Though there appear to be numerous travel websites for your choosing, Airbnb remains an innovative platform. A key component of the gig economy, it is one of the few modern apps (unlike Uber and Deliveroo) that I have felt confident operating. Used across the world, it allows members of the public to hire out a room, flat or whole house to willing visitors, providing them with the ability to set the price and parameters of the stay.

Initially, this might sound quite daunting, especially if you’re used to the security of hotel chains like Premier Inn. Who knows who you might stay with, especially if the host is living in your accommodation too? Indeed, when I first used Airbnb on a December 2019 trip to Edinburgh, that was what I worried about.

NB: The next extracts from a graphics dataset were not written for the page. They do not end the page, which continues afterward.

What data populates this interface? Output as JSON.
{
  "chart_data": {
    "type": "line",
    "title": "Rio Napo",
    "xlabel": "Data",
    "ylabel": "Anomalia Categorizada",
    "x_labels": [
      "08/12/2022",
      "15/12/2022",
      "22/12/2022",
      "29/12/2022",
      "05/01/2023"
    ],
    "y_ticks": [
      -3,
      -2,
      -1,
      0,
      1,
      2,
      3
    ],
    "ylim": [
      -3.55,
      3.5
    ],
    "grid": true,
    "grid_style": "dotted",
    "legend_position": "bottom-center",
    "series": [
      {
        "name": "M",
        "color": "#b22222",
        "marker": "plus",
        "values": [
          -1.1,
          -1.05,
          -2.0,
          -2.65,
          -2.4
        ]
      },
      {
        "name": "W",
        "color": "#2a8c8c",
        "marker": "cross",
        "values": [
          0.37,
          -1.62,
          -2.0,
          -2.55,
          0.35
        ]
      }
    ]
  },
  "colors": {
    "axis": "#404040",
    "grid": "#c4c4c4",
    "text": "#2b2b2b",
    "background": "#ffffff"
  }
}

I particularly like the different filters that seek to ensure you receive the right property

However, there is little reason for concern. Think about it. It is in the interest of all parties involved for you to have a relaxing, stress-free stay. Perhaps this is why Airbnb has been around for over a decade since its founding in 2008, balancing its huge business (2021 saw revenues of nearly $5 billion) with small individual owners of properties. On a purely practical level, everything about the platform is designed to be transparent. After inputting your planned holiday dates and number of people, an array of properties appear. You can then alter your price range, location, and a variety of other factors. Hosts will often display a range of photos to provide as true a reflection as they can of the property.

I particularly like the different filters that seek to ensure you receive the right property. There’s an option to only rent from ‘superhosts’, who are individuals who have let long-term through Airbnb and enjoy a good reputation. Similarly, when delving into the property, it is made clear what accessories and appliances it does and does not have. Transparency in all cases is the best policy.

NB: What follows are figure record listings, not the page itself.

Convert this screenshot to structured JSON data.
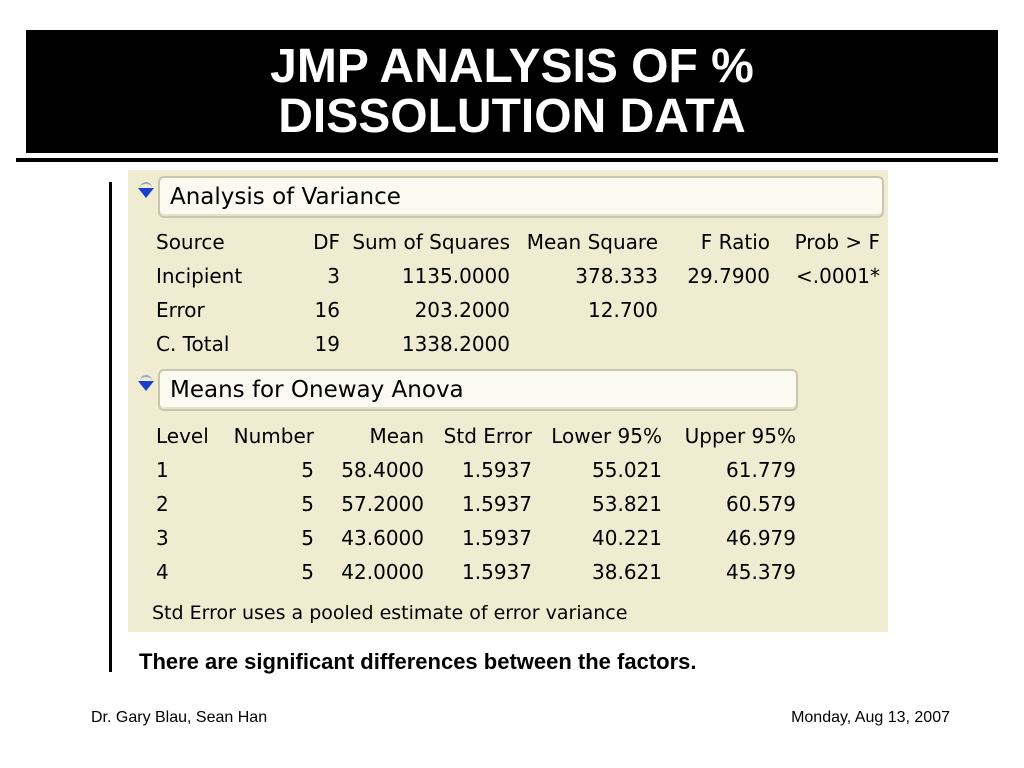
{
  "slide": {
    "title_lines": [
      "JMP ANALYSIS OF %",
      "DISSOLUTION DATA"
    ],
    "conclusion": "There are significant differences between the factors.",
    "footer_left": "Dr. Gary Blau, Sean Han",
    "footer_right": "Monday, Aug 13, 2007"
  },
  "anova": {
    "header": "Analysis of Variance",
    "columns": [
      "Source",
      "DF",
      "Sum of Squares",
      "Mean Square",
      "F Ratio",
      "Prob > F"
    ],
    "rows": [
      [
        "Incipient",
        "3",
        "1135.0000",
        "378.333",
        "29.7900",
        "<.0001*"
      ],
      [
        "Error",
        "16",
        "203.2000",
        "12.700",
        "",
        ""
      ],
      [
        "C. Total",
        "19",
        "1338.2000",
        "",
        "",
        ""
      ]
    ]
  },
  "means": {
    "header": "Means for Oneway Anova",
    "columns": [
      "Level",
      "Number",
      "Mean",
      "Std Error",
      "Lower 95%",
      "Upper 95%"
    ],
    "rows": [
      [
        "1",
        "5",
        "58.4000",
        "1.5937",
        "55.021",
        "61.779"
      ],
      [
        "2",
        "5",
        "57.2000",
        "1.5937",
        "53.821",
        "60.579"
      ],
      [
        "3",
        "5",
        "43.6000",
        "1.5937",
        "40.221",
        "46.979"
      ],
      [
        "4",
        "5",
        "42.0000",
        "1.5937",
        "38.621",
        "45.379"
      ]
    ],
    "footnote": "Std Error uses a pooled estimate of error variance"
  },
  "icons": {
    "disclosure": "disclosure-triangle-icon"
  }
}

The individualised nature of each home also means the owners often have different refund policies. Some are rather flexible and allow cancellation just before the stay commences. Others only allow a 50% refund for 48 hours after booking. Again, the flexibility will clearly have an implication on the Airbnb stay you choose, but the knowledge is nothing if not helpful.

Despite my beaming praise of Airbnb […], the very idea of renting out properties to prospective visitors has been far from plain sailing

Previous Airbnb guests at your prospective property can also come into good use here as they are able to deliver their own reviews and leave star ratings, which can provide a useful tool in gauging how satisfactory the stay was compared to its online advertisement. Indeed, after you’ve stayed, it’s possible to leave a private message specifically to your host for any areas of praise or criticism you don’t wish to make public.

However, despite my beaming praise of Airbnb thanks to a variety of smooth stays across the UK, the very idea of renting out properties to prospective visitors has been far from plain sailing. According to SomersetLive, this has shrunk the housing market, with the town of Bruton advertising 35 Airbnb properties despite housing demand. This can make it harder for local people to afford or have access to long-term rental properties, not least when such an absence of housing exists. Indeed, the law does not require landlords in the UK to seek council approval for using properties as short-term lets.

Where previously opening up a hotel would take immense time and effort, now there exists the chance to make your hotel within your home

The response to this needs to be wider structural government action which recognises the importance of building more housing across the country. This is not inherently the fault of landlords, who are recognising the flexibility and freedom offered by Airbnb. Where previously opening up a hotel would take immense time and effort, now there exists the chance to make your hotel within your home. While every trip away and accommodation brings different risks, the degree of transparency and options, alongside stellar reviews, should ensure your choice of accommodation with Airbnb is not one to regret.